Metalinguagem – Diálogo entre poeta e poema pelos caminhos da poesia.

Há algum tempo atrás escrevi que o poeta afirma a poesia pela força dos seus poemas, desde então, voltei minha atenção para alguns meta poemas, todos os poetas de expressão significativa no ultimo século buscaram dialogar com poetas e poemas utilizando-se do seu material artístico.

Alguns dedicaram todo um volume ao passar em revista a atuação de determinada escola, como Cabral em Educação Pela Pedra, mas meu interesse se voltou integralmente para o dialogo proposto por Drummond em A Paixão Medida, um livro de mil novecentos e oitenta que por muito tempo ainda haverá de refletir na cabeça dos poetas reformando nossos versos.

Destaquei deste volume dois poemas que dialogam com emoção e técnica permitindo situar nossa atenção ao que somos e ao que nos falta. O poeta na estrita definição do termo não deve estar preso a esta ou aquela forma de expressão, deve compor conforme a sua conveniência, mas tal assertiva não propõe ignorar as competências que a trajetória dos artistas do passado sistematizou.

Havia no período em que viveu Drummond como agora quem considerasse versificação a burocracia da poesia, mas é apenas com atenção analítica e estudos que é possível avançar no desenvolvimento de uma arte dinâmica que vai sendo conformada junto com seu tempo, hábitos e direções.

Apresento em seguida os dois poemas em uma superficial leitura de confronto, onde o poeta que admiramos oferta uma generosa lição do alto de sua trajetória bem sucedida.

A paixão medida

Trocaica te amei, com ternura dáctila

e gesto espondeu.

Teus iambos aos meus com força entrelacei.

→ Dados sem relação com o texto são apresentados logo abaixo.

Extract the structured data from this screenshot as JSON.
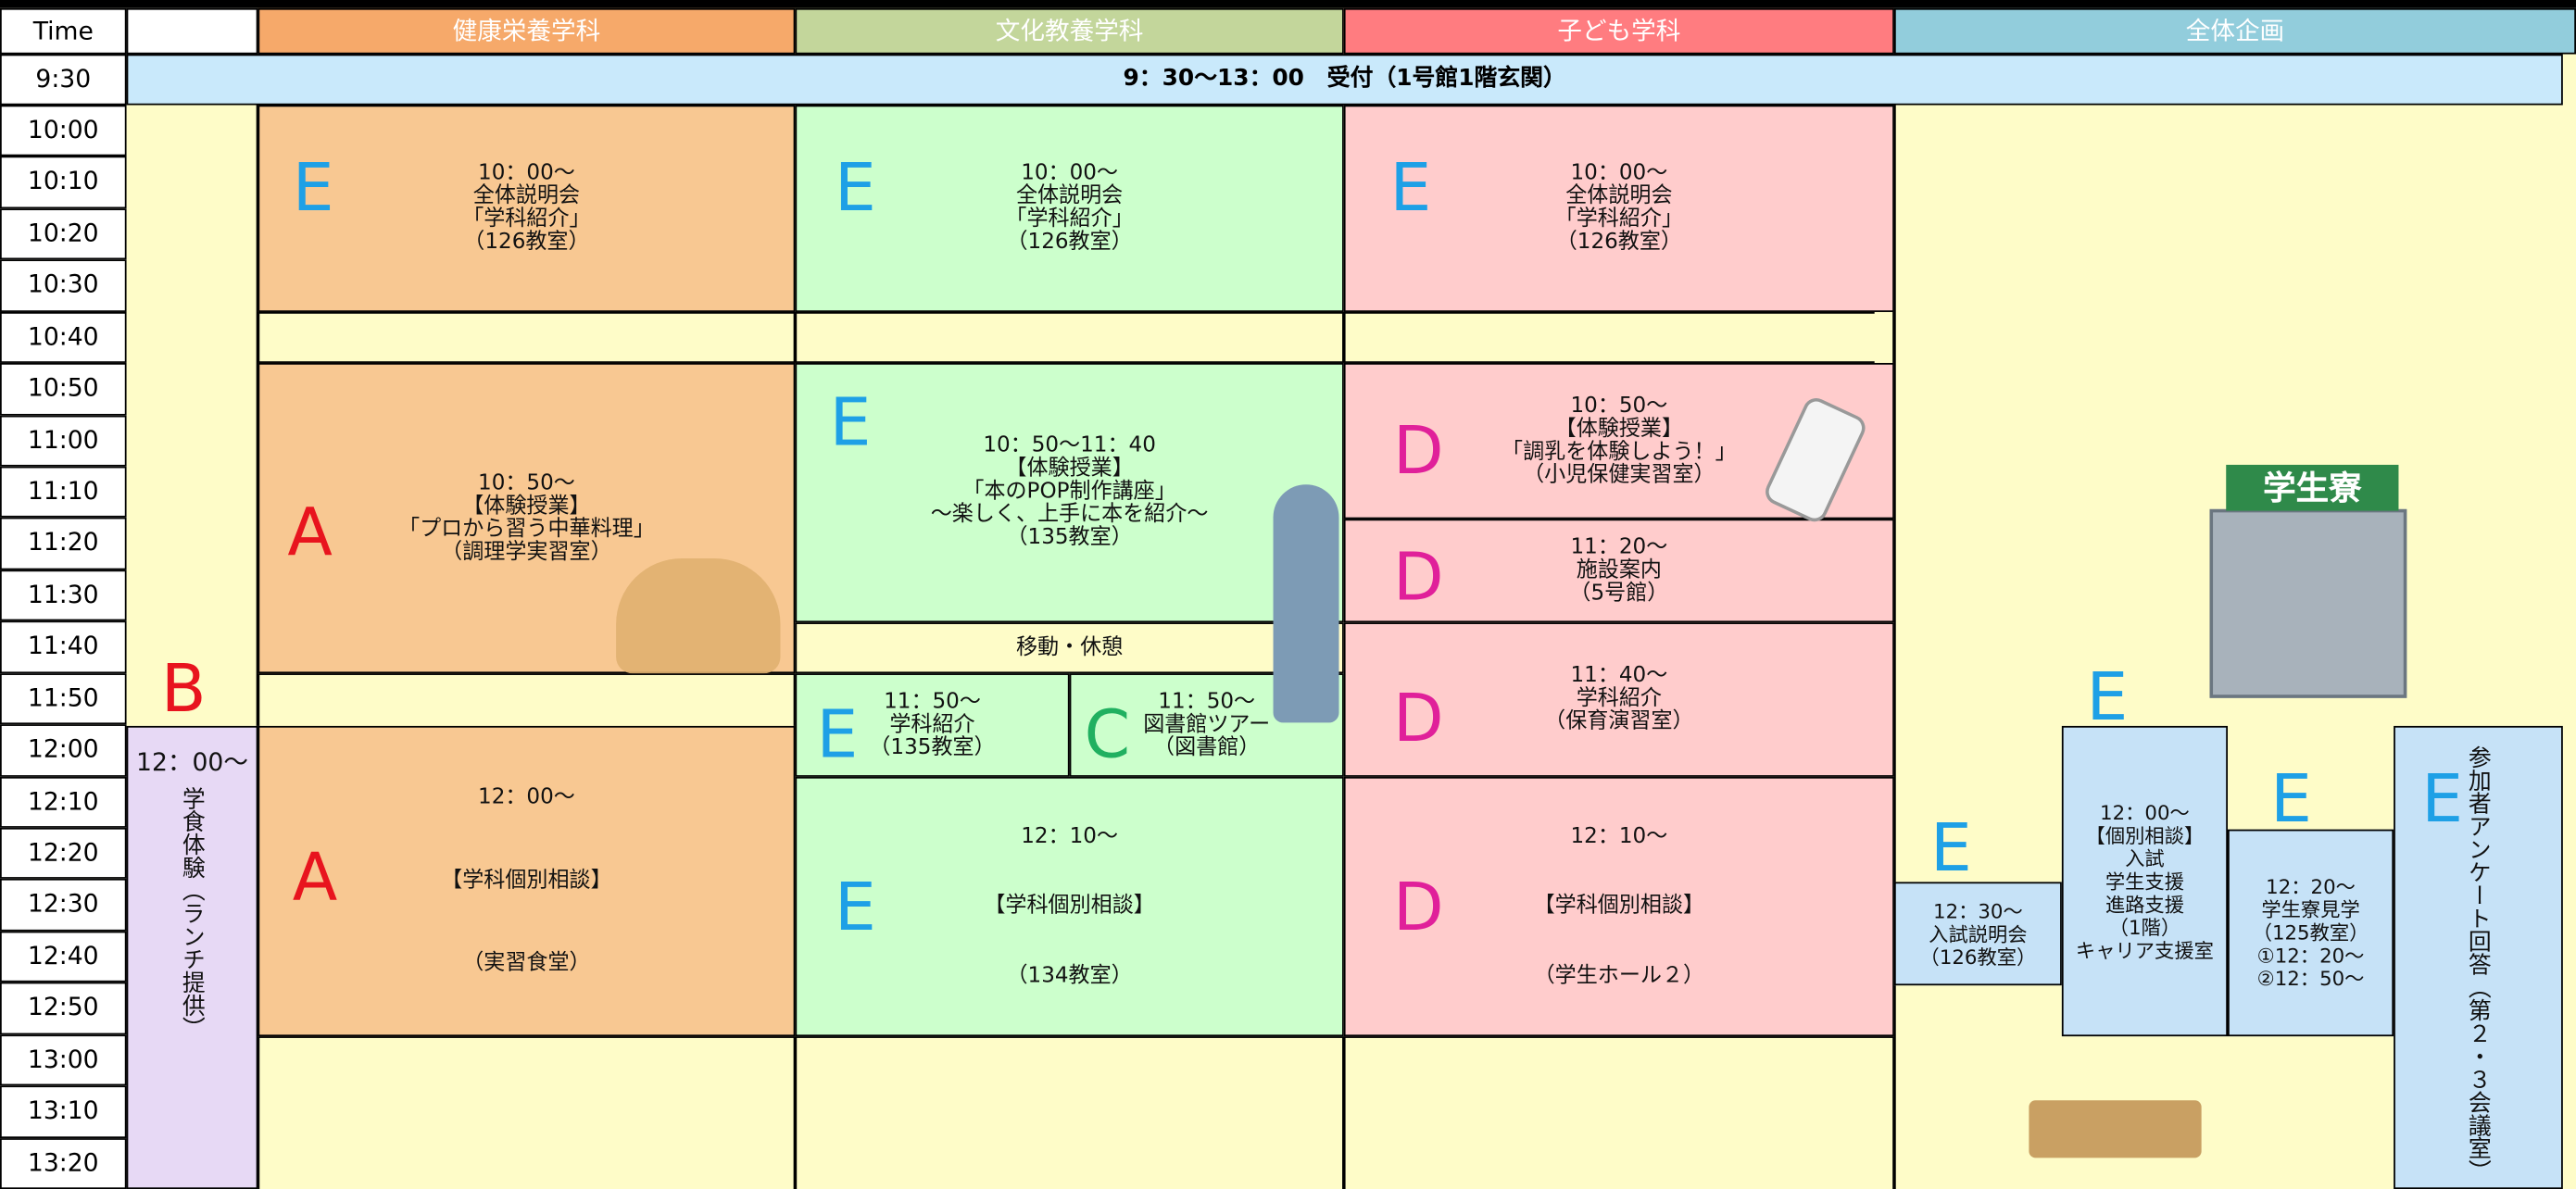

Em dia alcmânico, o instinto ropálico

rompeu, leonino,

a porta pentâmetra.

Gemido trilongo entre breves murmúrios.

E que mais, e que mais, no crepúsculo ecóico,

senão a quebrada lembrança

de latina, de grega, inumerável delícia?

Carlos Drummond de Andrade

Arte poética

Uma breve uma longa, uma longa uma breve

uma longa duas breves

duas longas

duas breves entre duas longas

e tudo o mais é sentimento ou fingimento

levado pelo pé, abridor de aventura

conforme a cor da vida no papel.

Carlos Drummond de Andrade

Glossário:

Trocaíca – Referente à Troqueu, pé básico formado por uma sílaba longa e uma breve, o mesmo que Coreu; tem a seguinte representação gráfica: - U;

Dáctila – Referente à dáctilo, pé básico formado por uma sílaba longa e duas breves, refere-se ainda a determinado padrão de rima realizada por proparoxítonas, também chamada de rima esdrúxula; tem a seguinte representação gráfica – UU;

Espondeu - Pé composto formado por duas sílabas longas; tem a seguinte anotação gráfica --;

Iambo – Também conhecido por jambo, o pé formado por uma sílaba breve e uma longa, como um troqueu invertido; tem a seguinte anotação gráfica U-;

Alcmânicos – Referente à alcmanio, nome dado ao tetrâmetro dáctilo, devido ao poeta Alcman que o consagrou, tem a seguinte anotação gráfica: - UU, -UU, -UU, -UU, realizando um hendecassílabo regular;

Ropálico – Poema em metro crescente na razão de uma sílaba;

Leonino – Referente à ao padrão de rimas internas, também chamadas de rimas leoninas, onde a homofonia está situada nos hemistíquios ou unidades métricas (pés);

Pentâmetro – verso escrito em cinco pés iguais gerando uma anotação rítmica regular, o mais comum é o pentâmetro iâmbico na confecção dos decassílabos;

Trilongo – Referente à Molosso, pé composto formado por três sílabas longas, cuja anotação gráfica é: ---;

Ecóico – Padrão sonoro que aparece no verso pelo uso sucessivo da mesma rima, seria o uso ostensivo da rima leonina no mesmo verso;

Quebrada - São dois padrões de rima, uma chamada de mosaico, onde monossílabos e palavras curtas reproduzem a sonoridade desejada e, as quebradas propriamente ditas, quando a palavra é cortada no fim do verso;

Latina e grega – Refere-se à genealogia da nossa versificação;

Inumerável – Diz-se dos versos bárbaros, acima de doze sílabas fônicas, que possuem ritmo inumerável;

Quantitativo – É a base morfológica considerando a duração das sílabas, geralmente organizadas em pés ou metros, em seu tempo de prolação.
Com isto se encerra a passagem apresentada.